Gov. Bill Ritter has signed off on a bill that phases out swine gestation stalls and veal crates in Colorado. The new law reflects a deal brokered between the Colorado Pork Producers Council and the Humane Society of the United States (HSUS), which was threatening to push a ballot initiative that also included a ban on battery cages for layer hens.
HSUS President Wayne Pacelle promises not to abandon the hen housing issue, but he says the mediation between producers and the animal activist group is encouraging. In fact, it saved the agriculture industry from having to spend millions of dollars fighting a ballot measure that’s already passed in Florida and Arizona. Last year, Oregon became the nation’s third state to ban sow gestation stalls when lawmakers quietly passed a bill with little resistance from agriculture — a signal, insiders say, of industry’s apparent resignation to the housing system’s demise in small agriculture states. California voters will decide on a ballot initiative to ban sow gestation stalls in November.

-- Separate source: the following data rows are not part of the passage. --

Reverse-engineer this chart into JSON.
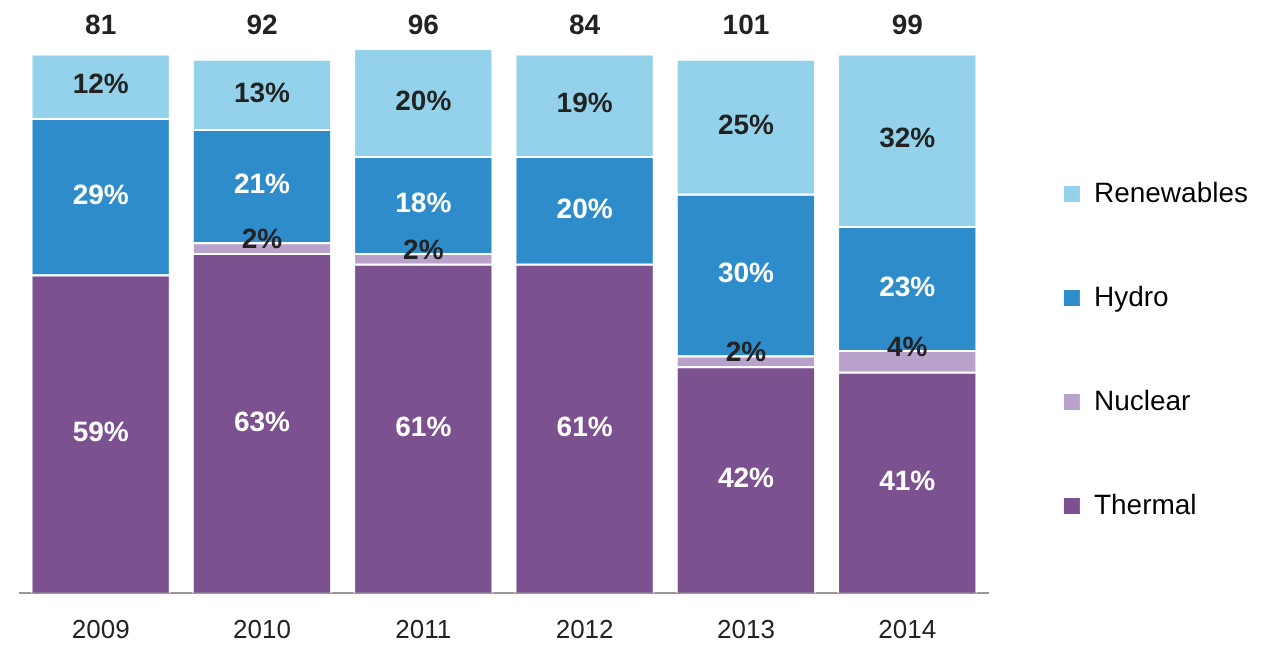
{
  "chart_data": {
    "type": "bar",
    "stacked": true,
    "categories": [
      "2009",
      "2010",
      "2011",
      "2012",
      "2013",
      "2014"
    ],
    "series": [
      {
        "name": "Thermal",
        "color": "#7b5190",
        "values": [
          59,
          63,
          61,
          61,
          42,
          41
        ],
        "value_labels": [
          "59%",
          "63%",
          "61%",
          "61%",
          "42%",
          "41%"
        ]
      },
      {
        "name": "Nuclear",
        "color": "#b8a2cc",
        "values": [
          null,
          2,
          2,
          null,
          2,
          4
        ],
        "value_labels": [
          null,
          "2%",
          "2%",
          null,
          "2%",
          "4%"
        ]
      },
      {
        "name": "Hydro",
        "color": "#2f8ccb",
        "values": [
          29,
          21,
          18,
          20,
          30,
          23
        ],
        "value_labels": [
          "29%",
          "21%",
          "18%",
          "20%",
          "30%",
          "23%"
        ]
      },
      {
        "name": "Renewables",
        "color": "#93d2ea",
        "values": [
          12,
          13,
          20,
          19,
          25,
          32
        ],
        "value_labels": [
          "12%",
          "13%",
          "20%",
          "19%",
          "25%",
          "32%"
        ]
      }
    ],
    "annotations": [
      "81",
      "92",
      "96",
      "84",
      "101",
      "99"
    ],
    "tick_labels": "x",
    "legend": "right"
  }
}
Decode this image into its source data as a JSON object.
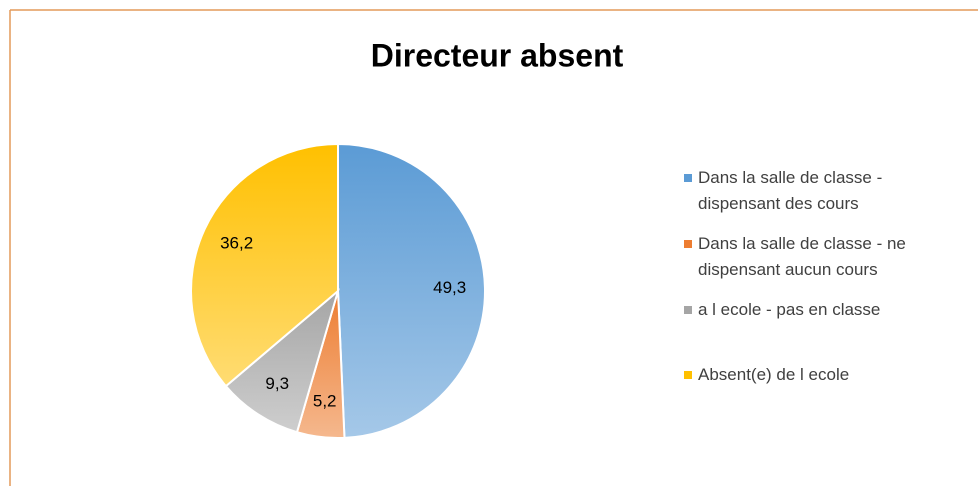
{
  "chart_data": {
    "type": "pie",
    "title": "Directeur absent",
    "categories": [
      "Dans la salle de classe - dispensant des cours",
      "Dans la salle de classe - ne dispensant aucun cours",
      "a l ecole - pas en classe",
      "Absent(e) de l ecole"
    ],
    "values": [
      49.3,
      5.2,
      9.3,
      36.2
    ],
    "value_labels": [
      "49,3",
      "5,2",
      "9,3",
      "36,2"
    ],
    "colors": [
      "#5b9bd5",
      "#ed7d31",
      "#a5a5a5",
      "#ffc000"
    ],
    "legend": "right"
  }
}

The Colorado law gives producers in a state that ranks 14th in swine production 10 years to phase out sow gestation stalls and move to a group housing system. Producers using veal crates were granted four-year reprieve on the ban.
The Colorado Pork Producers Council, representing 750 producers, agreed to the ban in December based on members’ feedback and marketing indicators, Executive Director Ivan Steinke explains.
"Our producers in Colorado wanted to be proactive," he says.